Some investors are nervous that for a sector vulnerable to wild swings, the payouts can't last. But it has been hard not to notice the impact of Calfrac's move, which helped fuel a 25-per-cent rise in the company's share price over subsequent days.

In a research report released Wednesday, Jeff Fetterly, an analyst with CIBC World Markets Inc., tracked the new payouts and called 2012 "the year of the dividend for energy services."

"What we're seeing now is a higher prioritization of yield, just because we're seeing such a huge voracious appetite for anything yield-based in the market," he said. "Once one guy does it and sees their stock respond positively to it, everyone pays attention."

Burgeoning dividends are nothing new for the services sector, which provides much of the grunt work needed to wrest oil and gas from the ground, from drilling wells to high-pressure pumping of fluids to fracture tough reservoirs. In fact, several years ago, many services companies converted to trusts, some with yields nearing 8 per cent, before government changes imploded the trust model.

But dividends are, in some ways, an odd fit for the services sector, which is vulnerable to dramatic revenue shifts. When oil and gas prices drop, energy companies cut capital spending, which means drilling rigs sit idle. And when the rigs are idle, service revenue shrivels in a hurry.

The new dividends are "a really precarious thing," said Rafi Tahmazian, a senior portfolio manger with Canoe Financial LP. "In my 25 years in the business, it's been feast or famine in this sector."

Some investors are confident companies won't deliver dividend increases they can't sustain.

"It would be highly irresponsible and suicidal for a board to approve a dividend increase and have to cut it months or quarters later," said Eric Nuttall, lead portfolio manager for the Sprott Energy Fund.

Mr. Nuttall is a "huge advocate" of companies returning capital to shareholders "so long as they're not sacrificing their ability to grow." He points to Calfrac's dividend, which is only about 8 per cent of cash flow; others, such as Canyon Energy Services, are below 20 per cent. In an environment where most service companies are light on debt, that's considered reasonable.

Besides, Mr. Nuttall pointed out, the sector didn't have much choice. Although there has been work to go around in oil and oil-like liquids such as propane and ethane, the bargain-basement price of natural gas has stirred market concern about prospects for drillers and related companies. With some activity slowing – Encana Corp., for example, recently cut more than a third from its 2012 spending plans – a dividend may help keep shareholders loyal.

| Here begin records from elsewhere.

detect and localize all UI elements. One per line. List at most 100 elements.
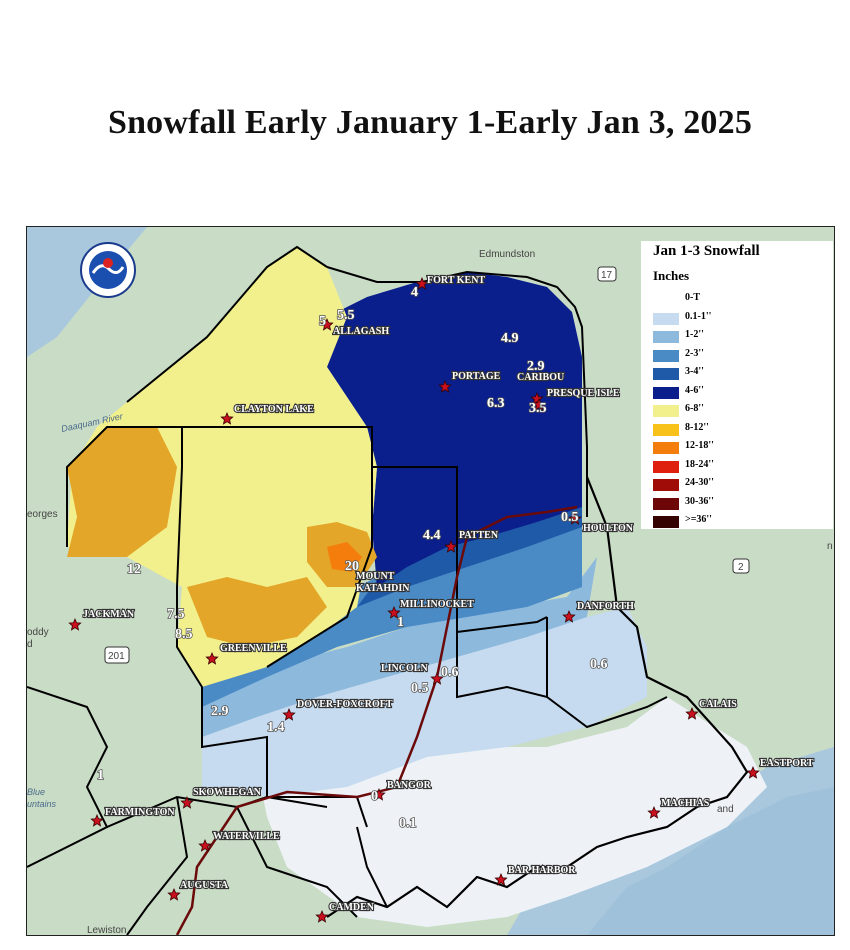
legend-swatch [653, 423, 679, 436]
interstate-95 [175, 505, 578, 935]
city-star-icon [415, 276, 429, 290]
snowfall-value-houlton: 0.5 [561, 510, 579, 525]
geo-roddy: oddy [27, 627, 49, 638]
city-star-icon [205, 651, 219, 665]
snowfall-value-patten: 4.4 [423, 528, 441, 543]
legend-label: 12-18'' [685, 440, 714, 451]
observation-values: 4 5.5 5 4.9 2.9 6.3 3.5 0.5 4.4 20 12 7.5 8.5 1 0.6 0.5… [96, 284, 608, 832]
city-star-icon [220, 411, 234, 425]
city-star-icon [198, 838, 212, 852]
snowfall-value-allagash-b: 5 [319, 314, 326, 329]
city-label-presque-isle: PRESQUE ISLE [547, 388, 620, 399]
svg-text:17: 17 [601, 270, 613, 281]
snowfall-value-danforth-south: 0.6 [590, 657, 608, 672]
legend-item: 6-8'' [653, 402, 823, 420]
snow-1-2-zone [202, 557, 597, 737]
city-label-skowhegan: SKOWHEGAN [193, 787, 262, 798]
legend-item: 0.1-1'' [653, 310, 823, 328]
city-star-icon [180, 795, 194, 809]
city-label-greenville: GREENVILLE [220, 643, 287, 654]
legend-item: 3-4'' [653, 365, 823, 383]
city-markers: FORT KENT ALLAGASH PORTAGE CARIBOU PRESQUE I… [68, 274, 815, 923]
city-label-eastport: EASTPORT [760, 758, 814, 769]
city-label-calais: CALAIS [699, 699, 737, 710]
legend-label: 30-36'' [685, 495, 714, 507]
ocean-deep [587, 787, 834, 935]
city-label-lincoln: LINCOLN [381, 663, 428, 674]
city-star-icon [430, 671, 444, 685]
snow-6-8-zone [67, 247, 377, 687]
snowfall-value-caribou-area: 4.9 [501, 331, 519, 346]
legend-label: 3-4'' [685, 366, 704, 377]
city-star-icon [387, 605, 401, 619]
legend-label: 1-2'' [685, 329, 704, 340]
nws-logo-icon [80, 242, 136, 298]
city-label-jackman: JACKMAN [83, 609, 135, 620]
legend-swatch [653, 349, 679, 362]
legend-item: 18-24'' [653, 458, 823, 476]
city-star-icon [438, 379, 452, 393]
city-star-icon [444, 539, 458, 553]
legend-label: 2-3'' [685, 347, 704, 359]
legend: Jan 1-3 Snowfall Inches 0-T 0.1-1'' 1-2'' 2… [641, 241, 833, 529]
city-label-machias: MACHIAS [661, 798, 710, 809]
county-boundaries [27, 245, 668, 935]
city-star-icon [562, 609, 576, 623]
city-label-portage: PORTAGE [452, 371, 501, 382]
city-label-dover-foxcroft: DOVER-FOXCROFT [297, 699, 393, 710]
city-star-icon [647, 805, 661, 819]
city-star-icon [568, 511, 582, 525]
city-star-icon [320, 317, 334, 331]
city-label-camden: CAMDEN [329, 902, 375, 913]
snow-8-12-zone-west [67, 427, 177, 557]
city-label-waterville: WATERVILLE [213, 831, 280, 842]
city-label-houlton: HOULTON [583, 523, 634, 534]
legend-label: 0.1-1'' [685, 310, 712, 322]
legend-swatch [653, 312, 679, 325]
legend-label: 24-30'' [685, 477, 714, 488]
legend-label: 0-T [685, 292, 700, 303]
city-label-fort-kent: FORT KENT [427, 275, 485, 286]
route-2-shield: 2 [732, 558, 750, 574]
legend-item: >=36'' [653, 513, 823, 531]
city-star-icon [685, 706, 699, 720]
snowfall-value-jackman-east-b: 8.5 [175, 627, 193, 642]
city-star-icon [282, 707, 296, 721]
city-label-allagash: ALLAGASH [333, 326, 389, 337]
geo-blue-1: Blue [27, 787, 45, 797]
geo-edmundston: Edmundston [479, 249, 535, 260]
city-star-icon [746, 765, 760, 779]
legend-item: 12-18'' [653, 439, 823, 457]
route-17-shield: 17 [597, 266, 617, 282]
city-star-icon [532, 397, 546, 411]
city-label-mount-katahdin-2: KATAHDIN [356, 583, 410, 594]
geo-blue-2: untains [27, 799, 57, 809]
legend-label: 6-8'' [685, 403, 704, 414]
city-star-icon [167, 887, 181, 901]
snowfall-value-katahdin: 20 [345, 559, 359, 574]
legend-swatch [653, 368, 679, 380]
city-label-bangor: BANGOR [387, 780, 432, 791]
svg-text:2: 2 [738, 562, 744, 573]
city-label-caribou: CARIBOU [517, 372, 564, 383]
city-star-icon [90, 813, 104, 827]
snow-12-18-zone [327, 542, 362, 572]
snowfall-value-jackman-east-a: 7.5 [167, 607, 185, 622]
legend-swatch [653, 442, 679, 454]
geo-n-edge: n [827, 541, 833, 552]
legend-item: 30-36'' [653, 495, 823, 513]
coastline [326, 476, 749, 918]
city-star-icon [315, 909, 329, 923]
legend-label: >=36'' [685, 514, 712, 525]
snowfall-map[interactable]: Edmundston eorges Daaquam River Blue unt… [26, 226, 835, 936]
snow-8-12-zone-south [187, 577, 327, 647]
snowfall-value-lincoln-a: 0.6 [441, 665, 459, 680]
city-star-icon [494, 872, 508, 886]
snowfall-value-caribou: 2.9 [527, 359, 545, 374]
city-label-danforth: DANFORTH [577, 601, 634, 612]
page-title: Snowfall Early January 1-Early Jan 3, 20… [107, 104, 753, 141]
legend-item: 1-2'' [653, 328, 823, 346]
city-label-farmington: FARMINGTON [105, 807, 175, 818]
legend-swatch [653, 479, 679, 491]
legend-label: 18-24'' [685, 458, 714, 470]
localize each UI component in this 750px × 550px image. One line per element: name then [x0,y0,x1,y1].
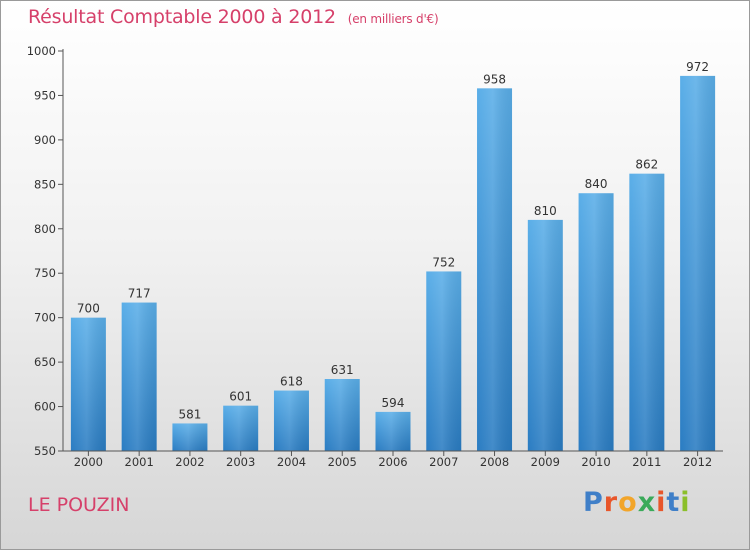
chart-unit: (en milliers d'€) [347,12,439,26]
bar-shine-2007 [426,271,462,451]
y-tick-label: 1000 [27,44,56,58]
chart-title-text: Résultat Comptable 2000 à 2012 [28,6,336,28]
data-label-2001: 717 [128,287,151,301]
x-tick-label-2006: 2006 [378,455,407,469]
x-tick-label-2004: 2004 [277,455,306,469]
data-label-2003: 601 [229,390,252,404]
data-label-2005: 631 [331,363,354,377]
bar-shine-2003 [223,405,259,451]
data-label-2007: 752 [432,255,455,269]
x-tick-label-2001: 2001 [125,455,154,469]
y-tick-label: 600 [34,400,56,414]
data-label-2008: 958 [483,72,506,86]
logo-letter: t [666,487,681,518]
x-tick-label-2000: 2000 [74,455,103,469]
data-label-2011: 862 [635,158,658,172]
bar-shine-2009 [527,219,563,451]
data-label-2004: 618 [280,375,303,389]
bar-shine-2004 [273,390,309,451]
y-tick-label: 700 [34,311,56,325]
logo-letter: x [637,487,657,518]
logo-letter: o [618,487,638,518]
x-tick-label-2007: 2007 [429,455,458,469]
x-tick-label-2010: 2010 [581,455,610,469]
x-tick-label-2005: 2005 [328,455,357,469]
bar-shine-2011 [629,173,665,451]
bar-shine-2000 [70,317,106,451]
y-tick-label: 550 [34,444,56,458]
logo-letter: i [680,487,691,518]
bar-shine-2010 [578,193,614,451]
x-tick-label-2003: 2003 [226,455,255,469]
data-label-2002: 581 [178,407,201,421]
bar-shine-2002 [172,423,208,451]
proxiti-logo[interactable]: Proxiti [583,487,691,518]
logo-letter: r [603,487,619,518]
x-tick-label-2009: 2009 [531,455,560,469]
commune-name: LE POUZIN [28,494,130,516]
y-tick-label: 800 [34,222,56,236]
y-tick-label: 850 [34,177,56,191]
y-tick-label: 900 [34,133,56,147]
data-label-2006: 594 [382,396,405,410]
bar-shine-2005 [324,379,360,451]
x-tick-label-2012: 2012 [683,455,712,469]
data-label-2009: 810 [534,204,557,218]
bar-shine-2006 [375,411,411,451]
x-tick-label-2002: 2002 [175,455,204,469]
y-tick-label: 750 [34,266,56,280]
data-label-2012: 972 [686,60,709,74]
y-tick-label: 950 [34,88,56,102]
data-label-2010: 840 [585,177,608,191]
data-label-2000: 700 [77,302,100,316]
bar-shine-2008 [477,88,513,451]
x-tick-label-2008: 2008 [480,455,509,469]
bar-shine-2012 [680,75,716,451]
chart-title: Résultat Comptable 2000 à 2012 (en milli… [28,6,439,28]
logo-letter: P [583,487,604,518]
x-tick-label-2011: 2011 [632,455,661,469]
y-tick-label: 650 [34,355,56,369]
logo-letter: i [656,487,667,518]
bar-shine-2001 [121,302,157,451]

"It's a way for companies that are trying to get interest back into their stocks," Mr. Nuttall said. "And while activity may flat line for a couple of quarters, at least it gives investors reason to stick around and wait for the uptick. They're getting paid to wait."

The companies, meanwhile, say they're just responding to demand.

"We've certainly seen in the energy services space that more companies are paying dividends than not paying dividends," said Andy Pernal, president of Strad Energy Services, which launched a 5.5-cent-per-share quarterly dividend on March 2. "Yield has become front and centre with investors and potential investors."